Swiss and American psychologists have shown the common perception that classical music makes small children more intelligent is an urban myth.

Their report in the British Journal of Psychology points out that media articles drove claims that listening to Mozart will help a baby’s development.

The so-called “Mozart effect” was announced in the prestigious scientific journal Nature in 1993. Two researchers at the University of California had run tests on students, making them listen to a Mozart sonata for ten minutes to see if it would have an effect on intelligence.

The two scientists said the classical music had enhanced listeners’ minds, although nobody since has been able to reproduce their results. Other researchers showed in 1999 there was in fact no justification for the Mozart effect.

But the original Nature article had grabbed people’s attention.

Despite the fact that the tests had been run only on university students, it soon became widely accepted that listening to classical music would make teenagers, small children and babies more intelligent.

Failing education systems

Adrian Bangerter, a professor at Neuchâtel University who worked with Chip Heath at Stanford, wanted to understand how this idea became widespread in the United States.

Their findings show that people became interested in the effect in an attempt to quell fears about failing education systems.

“American parents and educators are constantly preoccupied with children’s intellectual development, far more than Europeans,” Bangerter told swissinfo. “If the school system is bad, people are for example more interested in something like the Mozart effect.”

To back up this claim, Bangerter and Heath studied 500 US media reports between 1993 and 2002 to see how classical music became a must for children, and considered in which states the articles were published.

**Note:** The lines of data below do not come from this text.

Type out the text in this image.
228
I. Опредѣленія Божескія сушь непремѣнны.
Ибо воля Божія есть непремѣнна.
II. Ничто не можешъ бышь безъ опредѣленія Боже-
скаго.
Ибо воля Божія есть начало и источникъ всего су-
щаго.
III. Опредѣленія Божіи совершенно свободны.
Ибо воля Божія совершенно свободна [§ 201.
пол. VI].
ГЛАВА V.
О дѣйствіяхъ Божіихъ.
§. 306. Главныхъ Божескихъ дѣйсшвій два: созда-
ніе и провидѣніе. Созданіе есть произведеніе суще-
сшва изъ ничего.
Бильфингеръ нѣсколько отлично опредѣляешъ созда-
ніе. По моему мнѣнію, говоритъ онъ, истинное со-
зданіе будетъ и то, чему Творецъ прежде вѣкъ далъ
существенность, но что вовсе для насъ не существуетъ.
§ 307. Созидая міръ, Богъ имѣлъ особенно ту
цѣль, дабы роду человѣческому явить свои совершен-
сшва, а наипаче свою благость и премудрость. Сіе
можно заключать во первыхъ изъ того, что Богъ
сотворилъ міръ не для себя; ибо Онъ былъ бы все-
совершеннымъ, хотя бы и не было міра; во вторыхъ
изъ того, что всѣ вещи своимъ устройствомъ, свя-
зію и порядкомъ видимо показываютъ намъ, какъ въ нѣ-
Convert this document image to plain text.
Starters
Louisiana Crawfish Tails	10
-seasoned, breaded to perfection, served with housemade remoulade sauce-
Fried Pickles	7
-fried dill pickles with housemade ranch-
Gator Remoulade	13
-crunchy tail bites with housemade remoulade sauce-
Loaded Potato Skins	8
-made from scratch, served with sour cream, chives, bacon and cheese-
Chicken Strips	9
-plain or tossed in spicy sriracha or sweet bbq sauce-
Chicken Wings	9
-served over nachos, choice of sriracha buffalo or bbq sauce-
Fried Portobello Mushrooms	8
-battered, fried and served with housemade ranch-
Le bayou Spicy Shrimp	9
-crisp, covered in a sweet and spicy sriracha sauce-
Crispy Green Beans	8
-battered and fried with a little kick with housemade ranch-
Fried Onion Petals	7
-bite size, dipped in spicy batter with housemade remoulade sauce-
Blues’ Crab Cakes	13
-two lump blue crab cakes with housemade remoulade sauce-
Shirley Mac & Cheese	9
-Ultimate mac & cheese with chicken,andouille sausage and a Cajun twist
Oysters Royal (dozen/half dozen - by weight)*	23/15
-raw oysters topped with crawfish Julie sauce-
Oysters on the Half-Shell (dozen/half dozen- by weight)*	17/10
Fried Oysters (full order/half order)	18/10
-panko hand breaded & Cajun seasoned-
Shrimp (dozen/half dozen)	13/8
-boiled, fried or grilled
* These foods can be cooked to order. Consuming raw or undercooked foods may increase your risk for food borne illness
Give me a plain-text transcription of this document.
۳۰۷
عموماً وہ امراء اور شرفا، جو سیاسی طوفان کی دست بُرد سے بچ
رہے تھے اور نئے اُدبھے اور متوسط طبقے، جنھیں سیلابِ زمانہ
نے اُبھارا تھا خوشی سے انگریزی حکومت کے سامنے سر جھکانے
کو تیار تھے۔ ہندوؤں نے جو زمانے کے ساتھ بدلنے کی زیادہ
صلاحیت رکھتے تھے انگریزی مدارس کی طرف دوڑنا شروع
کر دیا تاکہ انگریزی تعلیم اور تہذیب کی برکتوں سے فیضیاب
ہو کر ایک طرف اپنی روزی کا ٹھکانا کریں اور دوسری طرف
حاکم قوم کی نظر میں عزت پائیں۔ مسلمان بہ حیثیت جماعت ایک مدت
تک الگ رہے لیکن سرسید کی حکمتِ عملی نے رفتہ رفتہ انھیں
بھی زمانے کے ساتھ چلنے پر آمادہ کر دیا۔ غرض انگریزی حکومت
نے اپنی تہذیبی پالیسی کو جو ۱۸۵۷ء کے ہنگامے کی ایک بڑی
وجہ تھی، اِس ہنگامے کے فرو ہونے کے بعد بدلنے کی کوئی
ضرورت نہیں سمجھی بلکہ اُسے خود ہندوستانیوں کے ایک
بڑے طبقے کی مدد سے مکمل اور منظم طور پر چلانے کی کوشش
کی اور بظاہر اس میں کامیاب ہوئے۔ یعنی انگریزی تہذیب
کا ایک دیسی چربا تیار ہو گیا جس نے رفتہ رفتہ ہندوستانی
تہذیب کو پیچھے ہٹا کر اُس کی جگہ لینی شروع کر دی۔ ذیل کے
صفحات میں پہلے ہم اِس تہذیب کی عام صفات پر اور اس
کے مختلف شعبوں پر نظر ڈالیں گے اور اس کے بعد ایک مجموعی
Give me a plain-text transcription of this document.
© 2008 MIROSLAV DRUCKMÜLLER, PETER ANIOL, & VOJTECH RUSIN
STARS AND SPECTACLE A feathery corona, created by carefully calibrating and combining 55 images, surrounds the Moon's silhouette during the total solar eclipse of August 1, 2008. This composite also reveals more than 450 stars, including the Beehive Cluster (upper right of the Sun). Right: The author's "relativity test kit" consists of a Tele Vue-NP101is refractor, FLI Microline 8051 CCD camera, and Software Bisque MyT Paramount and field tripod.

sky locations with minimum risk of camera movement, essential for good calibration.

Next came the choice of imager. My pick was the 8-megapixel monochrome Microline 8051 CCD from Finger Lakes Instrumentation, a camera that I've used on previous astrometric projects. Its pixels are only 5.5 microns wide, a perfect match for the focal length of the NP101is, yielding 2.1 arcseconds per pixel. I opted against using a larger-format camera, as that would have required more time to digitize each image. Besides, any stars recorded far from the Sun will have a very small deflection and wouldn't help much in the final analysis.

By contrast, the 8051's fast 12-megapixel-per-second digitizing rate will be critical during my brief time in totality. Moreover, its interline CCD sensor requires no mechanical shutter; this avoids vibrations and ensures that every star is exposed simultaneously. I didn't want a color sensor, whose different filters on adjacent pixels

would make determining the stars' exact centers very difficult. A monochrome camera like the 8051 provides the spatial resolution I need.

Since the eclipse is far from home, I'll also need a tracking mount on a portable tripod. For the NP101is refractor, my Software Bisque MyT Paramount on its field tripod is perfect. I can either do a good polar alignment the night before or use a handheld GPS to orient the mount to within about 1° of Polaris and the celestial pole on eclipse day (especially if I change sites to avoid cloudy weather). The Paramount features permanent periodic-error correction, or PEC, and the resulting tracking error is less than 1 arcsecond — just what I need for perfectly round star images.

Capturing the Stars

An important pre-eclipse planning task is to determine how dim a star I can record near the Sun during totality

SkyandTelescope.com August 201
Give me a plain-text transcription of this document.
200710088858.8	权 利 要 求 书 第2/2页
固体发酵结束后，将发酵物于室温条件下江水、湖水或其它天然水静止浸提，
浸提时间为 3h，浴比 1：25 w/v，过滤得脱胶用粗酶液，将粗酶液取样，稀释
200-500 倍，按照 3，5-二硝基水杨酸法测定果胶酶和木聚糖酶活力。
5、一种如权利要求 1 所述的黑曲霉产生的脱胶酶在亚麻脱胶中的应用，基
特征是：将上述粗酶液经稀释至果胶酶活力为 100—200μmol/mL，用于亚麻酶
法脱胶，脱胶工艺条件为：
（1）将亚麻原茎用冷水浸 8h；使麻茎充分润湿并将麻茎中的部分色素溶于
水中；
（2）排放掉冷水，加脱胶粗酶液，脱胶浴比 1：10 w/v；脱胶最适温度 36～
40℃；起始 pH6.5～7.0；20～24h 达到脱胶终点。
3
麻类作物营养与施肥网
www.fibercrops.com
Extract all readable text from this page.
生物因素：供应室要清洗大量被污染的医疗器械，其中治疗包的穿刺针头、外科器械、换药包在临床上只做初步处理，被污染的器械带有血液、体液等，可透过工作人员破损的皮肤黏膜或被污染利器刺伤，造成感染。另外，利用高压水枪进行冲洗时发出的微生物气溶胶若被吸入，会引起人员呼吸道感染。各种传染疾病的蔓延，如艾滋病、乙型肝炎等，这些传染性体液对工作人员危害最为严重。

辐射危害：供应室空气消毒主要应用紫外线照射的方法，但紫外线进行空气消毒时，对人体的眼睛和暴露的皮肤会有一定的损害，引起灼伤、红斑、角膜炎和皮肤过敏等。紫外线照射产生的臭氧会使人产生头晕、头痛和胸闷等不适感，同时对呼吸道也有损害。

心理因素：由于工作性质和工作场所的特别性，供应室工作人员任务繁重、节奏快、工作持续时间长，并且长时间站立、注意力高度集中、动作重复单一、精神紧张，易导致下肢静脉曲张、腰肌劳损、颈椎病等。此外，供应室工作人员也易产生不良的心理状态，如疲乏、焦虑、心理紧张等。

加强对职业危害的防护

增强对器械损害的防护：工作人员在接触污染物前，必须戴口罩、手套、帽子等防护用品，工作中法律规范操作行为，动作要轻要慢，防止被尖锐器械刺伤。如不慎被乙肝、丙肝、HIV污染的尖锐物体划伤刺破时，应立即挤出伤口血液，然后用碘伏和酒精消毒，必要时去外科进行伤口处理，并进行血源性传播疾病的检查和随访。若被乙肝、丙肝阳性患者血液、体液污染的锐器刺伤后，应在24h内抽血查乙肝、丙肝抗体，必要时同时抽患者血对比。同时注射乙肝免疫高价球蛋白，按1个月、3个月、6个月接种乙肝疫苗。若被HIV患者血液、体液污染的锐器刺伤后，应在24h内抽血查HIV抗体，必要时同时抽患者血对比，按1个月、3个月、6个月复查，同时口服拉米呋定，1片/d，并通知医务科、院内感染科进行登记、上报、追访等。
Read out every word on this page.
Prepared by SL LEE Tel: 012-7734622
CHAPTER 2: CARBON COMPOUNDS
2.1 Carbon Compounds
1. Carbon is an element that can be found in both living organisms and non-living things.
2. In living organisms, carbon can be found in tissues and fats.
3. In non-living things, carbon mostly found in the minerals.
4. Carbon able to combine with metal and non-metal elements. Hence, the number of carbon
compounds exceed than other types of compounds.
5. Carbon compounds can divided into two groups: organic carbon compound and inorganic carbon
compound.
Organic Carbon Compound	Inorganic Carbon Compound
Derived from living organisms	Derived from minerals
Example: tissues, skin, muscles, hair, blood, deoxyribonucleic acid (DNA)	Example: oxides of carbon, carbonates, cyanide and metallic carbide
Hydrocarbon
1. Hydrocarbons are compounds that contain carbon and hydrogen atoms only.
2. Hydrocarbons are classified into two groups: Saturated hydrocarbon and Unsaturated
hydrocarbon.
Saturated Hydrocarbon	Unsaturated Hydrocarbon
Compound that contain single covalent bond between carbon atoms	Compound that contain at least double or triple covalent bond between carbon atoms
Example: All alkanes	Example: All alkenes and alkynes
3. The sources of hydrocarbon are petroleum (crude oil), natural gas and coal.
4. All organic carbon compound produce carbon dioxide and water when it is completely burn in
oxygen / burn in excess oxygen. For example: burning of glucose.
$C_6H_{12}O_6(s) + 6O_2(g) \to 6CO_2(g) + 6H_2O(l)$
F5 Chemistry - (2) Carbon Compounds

They found a correlation between unsatisfactory education systems and the number of reports published about the effect. Some states even heavily promoted the use of classical music in schools and day care centres, or handed out CDs to parents of babies.

“Laws were passed,” said Bangerter. “Since 1998, crèches in Florida have to play half an hour of classical music every day for the children.”

The psychologists also found that after 1997 children were mentioned more frequently in articles about the effect than the university students who were actually tested.

“When the original submission to Nature was published, journalists jumped on the story,” said Bangerter. “As time went by, articles no longer referred to the research and more and more errors crept progressively into reports that were being published on the effect.”

Commercial interests

Even though the non-existence of the Mozart effect was widely reported by the media in 1999, this information has not filtered through and the idea of classical music being good for the developing brain is still common.

For Bangerter and Heath this is because commercial interests and some educators are still pushing the concept.

“Marketing specialists made the most of the effect by selling music-related articles aimed at making children more intelligent,” added Bangerter. “Teachers began playing classical music during exams.”

The Swiss psychologist admits little can be done about this, stating that his study highlights the risk of overstating the results of scientific research.

“To build up a scientific fact takes ten to 20 years and researchers tend to be wary of reading too much into their work,” he told swissinfo. “But this is not really compatible with the way people think, because they tend to draw far more imaginative conclusions.”

swissinfo, Scott Capper and Pierre-François Besson

Bangerter and Heath’s research showed:

Articles in Nature are usually cited six to eight times in the 50 biggest American newspapers, whereas the report on the Mozart effect was cited 70 times over more than eight years.

Media interest lasted over a decade.

In US states where the education system is considered to be failing, media interest was higher.

Over time, references to the Mozart effect in the press had no connection to the original article in Nature.